Many ways to organize
One area where I remain active as a volunteer involves collaborating, with other graduates of a high school that I attended in Montreal in the 1960s, in the organizing of luncheons in Toronto and Kitchener. We’ve been organizing such events now for several years. A key feature of our get togethers is the sharing of stories.
There are many ways to organize high school luncheons. At this post, I will refer to one way that I have found works well. It’s one way to go about organizing events.
Basically, I refer to a flat-hierarchy approach to planning. We make it a point to get input, on all matters related to scheduling and choice of venue, from as many people as possible.
I coordinate but do not drive decision making; the group as a whole drives the process.
That is to say, as a person who coordinates our get togethers, I implement decisions that are based upon input from as many people as possible.
I have learned, in this context, over many years of organizing – through learning by doing – to take care in how I use, or do not use, my influence as an organizer.
In some cases, not using one’s influence is the best way, in the long run, to go about doing things. That is a key point.

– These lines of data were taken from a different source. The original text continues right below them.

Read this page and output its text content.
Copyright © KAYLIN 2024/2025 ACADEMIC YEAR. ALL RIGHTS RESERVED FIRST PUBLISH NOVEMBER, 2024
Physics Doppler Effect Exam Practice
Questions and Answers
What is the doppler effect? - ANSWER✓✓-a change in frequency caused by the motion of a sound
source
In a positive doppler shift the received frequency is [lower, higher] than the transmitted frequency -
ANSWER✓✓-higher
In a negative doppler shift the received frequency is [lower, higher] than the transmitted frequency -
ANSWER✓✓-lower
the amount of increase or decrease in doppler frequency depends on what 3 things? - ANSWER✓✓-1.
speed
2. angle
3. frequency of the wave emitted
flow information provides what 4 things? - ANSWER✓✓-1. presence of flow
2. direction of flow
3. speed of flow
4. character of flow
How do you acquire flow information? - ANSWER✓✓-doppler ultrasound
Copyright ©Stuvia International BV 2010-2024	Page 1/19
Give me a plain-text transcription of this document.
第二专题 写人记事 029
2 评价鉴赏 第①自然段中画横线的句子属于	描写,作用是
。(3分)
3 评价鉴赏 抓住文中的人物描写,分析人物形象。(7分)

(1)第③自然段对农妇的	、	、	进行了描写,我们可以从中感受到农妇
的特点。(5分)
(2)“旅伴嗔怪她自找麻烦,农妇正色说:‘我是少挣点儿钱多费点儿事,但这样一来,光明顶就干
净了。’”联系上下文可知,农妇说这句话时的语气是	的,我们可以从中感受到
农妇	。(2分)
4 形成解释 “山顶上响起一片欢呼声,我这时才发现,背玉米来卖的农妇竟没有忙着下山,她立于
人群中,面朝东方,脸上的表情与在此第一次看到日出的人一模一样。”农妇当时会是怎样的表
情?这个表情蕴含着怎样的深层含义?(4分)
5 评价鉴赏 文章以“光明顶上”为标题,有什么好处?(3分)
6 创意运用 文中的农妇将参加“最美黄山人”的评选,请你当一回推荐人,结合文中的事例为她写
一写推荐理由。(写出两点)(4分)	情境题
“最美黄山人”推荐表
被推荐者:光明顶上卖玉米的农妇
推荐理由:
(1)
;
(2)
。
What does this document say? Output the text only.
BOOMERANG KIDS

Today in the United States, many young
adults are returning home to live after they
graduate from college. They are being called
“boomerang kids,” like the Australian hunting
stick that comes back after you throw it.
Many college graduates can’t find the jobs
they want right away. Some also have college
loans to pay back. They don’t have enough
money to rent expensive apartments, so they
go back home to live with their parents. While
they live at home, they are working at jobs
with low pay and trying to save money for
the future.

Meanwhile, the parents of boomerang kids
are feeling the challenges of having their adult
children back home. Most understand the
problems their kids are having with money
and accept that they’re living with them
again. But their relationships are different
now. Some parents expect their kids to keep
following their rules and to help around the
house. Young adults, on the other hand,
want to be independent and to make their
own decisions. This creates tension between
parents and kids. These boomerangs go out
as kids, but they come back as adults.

That point has prompted me to write this post.
We warmly welcome new members
As well as seeking input from as many people as possible regarding scheduling and venue, it’s absolutely essential to welcome new members to the group.
I like to say that each person who joins us for lunch for the first time is the star of the show.
Each of us has many stories to share, and each story matters.
In fact, in the wider scheme of our get togethers, each of us is the star of the show.
I mention these things by way of passing along a few things I have learned, over the past forty years, within the context of a flat-hierarchy approach to community self-organizing. I began to get involved with volunteer organizing efforts in my early thirties.
Community self-organizing is a domain in life where, in a civil society, freedom, trust, honesty, and mutual respect are capable of flourishing. Such a flourishing is no small thing and warrants celebration.
The subtext is that we all have a tremendous amount to learn from each other and by working together we can accomplish a tremendous amount of good things.